Das Erstgericht wies sowohl den Sachantrag (Punkt 1 seiner Entscheidung) der Antragstellerin als auch den Unterbrechungsantrag Punkt 2) des Antragsgegners zurück. Eine Verfahrensunterbrechung sei im außerstreitigen Verfahren nicht zulässig; die Anwendung der Verteilungsgrundsätze des § 83 EheG setze voraus, daß mit dem rechtskräftigen Ehescheidungsurteil auch über das Verschulden sowie über das Unterhaltsbegehren entschieden worden sei.

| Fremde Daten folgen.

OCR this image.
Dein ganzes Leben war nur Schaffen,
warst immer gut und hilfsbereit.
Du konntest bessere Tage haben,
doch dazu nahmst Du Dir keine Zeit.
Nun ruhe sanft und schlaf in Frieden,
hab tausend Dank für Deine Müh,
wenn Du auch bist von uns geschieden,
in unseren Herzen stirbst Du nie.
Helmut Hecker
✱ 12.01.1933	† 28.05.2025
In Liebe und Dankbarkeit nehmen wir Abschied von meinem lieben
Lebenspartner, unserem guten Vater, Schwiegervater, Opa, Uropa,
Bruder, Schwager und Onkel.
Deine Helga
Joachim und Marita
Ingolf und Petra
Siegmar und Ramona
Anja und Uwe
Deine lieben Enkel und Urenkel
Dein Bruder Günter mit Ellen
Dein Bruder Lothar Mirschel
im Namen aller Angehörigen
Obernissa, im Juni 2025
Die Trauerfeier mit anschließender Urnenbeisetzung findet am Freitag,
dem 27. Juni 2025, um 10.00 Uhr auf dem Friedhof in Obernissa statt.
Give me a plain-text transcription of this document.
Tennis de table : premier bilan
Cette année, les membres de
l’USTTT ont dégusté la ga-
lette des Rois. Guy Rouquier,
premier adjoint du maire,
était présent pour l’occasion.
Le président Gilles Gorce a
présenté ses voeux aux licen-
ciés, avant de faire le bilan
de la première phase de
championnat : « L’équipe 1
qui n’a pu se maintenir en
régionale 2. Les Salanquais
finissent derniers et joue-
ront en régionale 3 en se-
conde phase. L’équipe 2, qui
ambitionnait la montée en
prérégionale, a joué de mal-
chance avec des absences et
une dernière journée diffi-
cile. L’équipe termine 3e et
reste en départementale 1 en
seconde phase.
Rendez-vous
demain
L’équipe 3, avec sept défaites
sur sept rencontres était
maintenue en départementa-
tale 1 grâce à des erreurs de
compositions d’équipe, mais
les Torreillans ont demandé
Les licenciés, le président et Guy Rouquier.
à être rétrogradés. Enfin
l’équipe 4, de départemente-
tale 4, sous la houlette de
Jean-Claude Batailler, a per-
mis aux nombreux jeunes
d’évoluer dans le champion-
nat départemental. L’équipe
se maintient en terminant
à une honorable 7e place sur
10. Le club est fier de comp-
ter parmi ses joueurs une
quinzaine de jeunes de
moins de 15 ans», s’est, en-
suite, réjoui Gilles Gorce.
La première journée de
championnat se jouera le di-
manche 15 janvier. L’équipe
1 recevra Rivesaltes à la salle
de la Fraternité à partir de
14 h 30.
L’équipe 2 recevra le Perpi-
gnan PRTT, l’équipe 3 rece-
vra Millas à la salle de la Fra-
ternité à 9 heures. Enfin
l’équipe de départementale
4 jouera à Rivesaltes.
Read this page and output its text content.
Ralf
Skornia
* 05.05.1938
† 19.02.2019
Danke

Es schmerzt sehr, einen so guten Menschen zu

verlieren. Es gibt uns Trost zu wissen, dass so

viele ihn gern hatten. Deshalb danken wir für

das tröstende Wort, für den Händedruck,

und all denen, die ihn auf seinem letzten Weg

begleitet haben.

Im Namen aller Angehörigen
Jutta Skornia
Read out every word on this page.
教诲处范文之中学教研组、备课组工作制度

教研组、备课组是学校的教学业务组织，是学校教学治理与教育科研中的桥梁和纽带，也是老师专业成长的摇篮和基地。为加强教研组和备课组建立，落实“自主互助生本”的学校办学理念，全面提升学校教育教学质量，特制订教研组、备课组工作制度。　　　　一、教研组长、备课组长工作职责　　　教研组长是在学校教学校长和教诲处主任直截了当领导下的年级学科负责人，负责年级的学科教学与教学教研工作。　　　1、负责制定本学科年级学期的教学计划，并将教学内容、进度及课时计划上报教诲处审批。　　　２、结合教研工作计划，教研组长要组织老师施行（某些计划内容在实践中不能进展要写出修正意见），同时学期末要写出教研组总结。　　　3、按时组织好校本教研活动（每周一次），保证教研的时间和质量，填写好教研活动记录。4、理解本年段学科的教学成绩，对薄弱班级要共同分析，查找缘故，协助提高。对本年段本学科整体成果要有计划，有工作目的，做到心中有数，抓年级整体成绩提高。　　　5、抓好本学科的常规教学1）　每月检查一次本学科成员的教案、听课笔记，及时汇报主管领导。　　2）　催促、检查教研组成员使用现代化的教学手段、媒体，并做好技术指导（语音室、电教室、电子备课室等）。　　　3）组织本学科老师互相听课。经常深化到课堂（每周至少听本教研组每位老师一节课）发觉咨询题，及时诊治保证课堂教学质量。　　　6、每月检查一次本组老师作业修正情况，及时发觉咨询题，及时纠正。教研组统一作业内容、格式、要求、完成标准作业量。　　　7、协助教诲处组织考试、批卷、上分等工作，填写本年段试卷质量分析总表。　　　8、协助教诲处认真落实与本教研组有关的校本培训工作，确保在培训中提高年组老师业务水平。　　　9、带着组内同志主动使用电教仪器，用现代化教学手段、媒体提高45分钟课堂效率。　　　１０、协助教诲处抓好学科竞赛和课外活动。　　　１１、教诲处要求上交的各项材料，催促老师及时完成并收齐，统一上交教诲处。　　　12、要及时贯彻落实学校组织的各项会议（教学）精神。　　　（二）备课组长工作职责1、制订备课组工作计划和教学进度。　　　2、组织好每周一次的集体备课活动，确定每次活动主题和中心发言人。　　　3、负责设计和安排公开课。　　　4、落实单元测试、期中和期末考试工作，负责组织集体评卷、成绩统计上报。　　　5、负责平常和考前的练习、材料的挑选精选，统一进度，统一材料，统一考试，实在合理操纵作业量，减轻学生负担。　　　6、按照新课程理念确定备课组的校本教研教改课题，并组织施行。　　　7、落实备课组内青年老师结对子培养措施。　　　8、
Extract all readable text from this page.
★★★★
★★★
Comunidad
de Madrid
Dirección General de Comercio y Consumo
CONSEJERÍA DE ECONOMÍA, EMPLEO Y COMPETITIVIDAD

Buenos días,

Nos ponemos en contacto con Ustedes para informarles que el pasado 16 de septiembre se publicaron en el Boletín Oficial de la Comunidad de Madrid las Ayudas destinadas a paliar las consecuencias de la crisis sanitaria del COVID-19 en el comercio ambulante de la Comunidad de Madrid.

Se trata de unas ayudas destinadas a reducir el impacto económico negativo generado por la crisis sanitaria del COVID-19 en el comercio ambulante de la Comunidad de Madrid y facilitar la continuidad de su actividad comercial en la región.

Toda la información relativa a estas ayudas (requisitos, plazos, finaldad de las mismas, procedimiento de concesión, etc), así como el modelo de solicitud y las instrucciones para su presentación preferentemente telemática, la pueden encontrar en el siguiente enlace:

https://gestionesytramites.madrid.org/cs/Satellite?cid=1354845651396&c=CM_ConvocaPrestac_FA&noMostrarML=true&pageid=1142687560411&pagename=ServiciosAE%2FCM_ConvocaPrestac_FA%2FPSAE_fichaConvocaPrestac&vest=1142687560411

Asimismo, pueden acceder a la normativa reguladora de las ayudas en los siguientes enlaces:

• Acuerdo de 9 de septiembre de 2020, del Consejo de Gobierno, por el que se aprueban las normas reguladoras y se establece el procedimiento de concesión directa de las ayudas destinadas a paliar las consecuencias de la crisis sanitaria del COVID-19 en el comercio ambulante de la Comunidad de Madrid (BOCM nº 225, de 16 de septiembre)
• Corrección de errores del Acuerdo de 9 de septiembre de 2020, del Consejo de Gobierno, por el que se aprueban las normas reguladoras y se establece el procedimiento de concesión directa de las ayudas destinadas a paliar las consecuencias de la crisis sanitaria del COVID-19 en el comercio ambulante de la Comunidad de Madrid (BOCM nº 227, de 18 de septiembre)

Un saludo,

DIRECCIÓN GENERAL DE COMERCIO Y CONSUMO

Das Rekursgericht hob den hinsichtlich des Punktes 2 unangefochten gebliebenen Beschluß des Erstgerichtes auf, trug diesem die Fortsetzung des Verfahrens auf und erklärte den Rekurs an den OGH für zulässig. Die Aufteilung des ehelichen Gebrauchsvermögens sei gemäß § 83 EheG nach Billigkeit vorzunehmen. Unter den hiebei anzuwendenden Kriterien seien im Gegensatz zu den Aufteilungsgrundsätzen des (nicht mehr anzuwendenden) § 2 der 6. DVEhegG die Ursachen der Eheauflösung im Gesetz nicht mehr aufgezählt. Daraus sei zu folgern, daß es auf diese Ursachen nicht mehr ankomme oder der Gesetzgeber im allgemeinen diesen Ursachen eine entscheidende Bedeutung nicht mehr beimesse. Dazu komme, daß der Aufteilungsanspruch innerhalb eines Jahres nach Eintritt der Rechtskraft des Scheidungsurteiles geltend zu machen sei. Die Auffassung des Erstgerichtes widerspreche dem Sinn des Gesetzes, weil den Parteien doch nicht das Eingehen einer neuen Ehe gestattet, eine Antragstellung auf Aufteilung des ehelichen Gebrauchsvermögens aber verwehrt sein könne. Der Aufteilung des ehelichen Gebrauchsvermögens stehe im gegenständlichen Fall aber auch der Umstand nicht entgegen, daß über das Unterhaltsbegehren der Antragstellerin noch nicht entschieden worden sei.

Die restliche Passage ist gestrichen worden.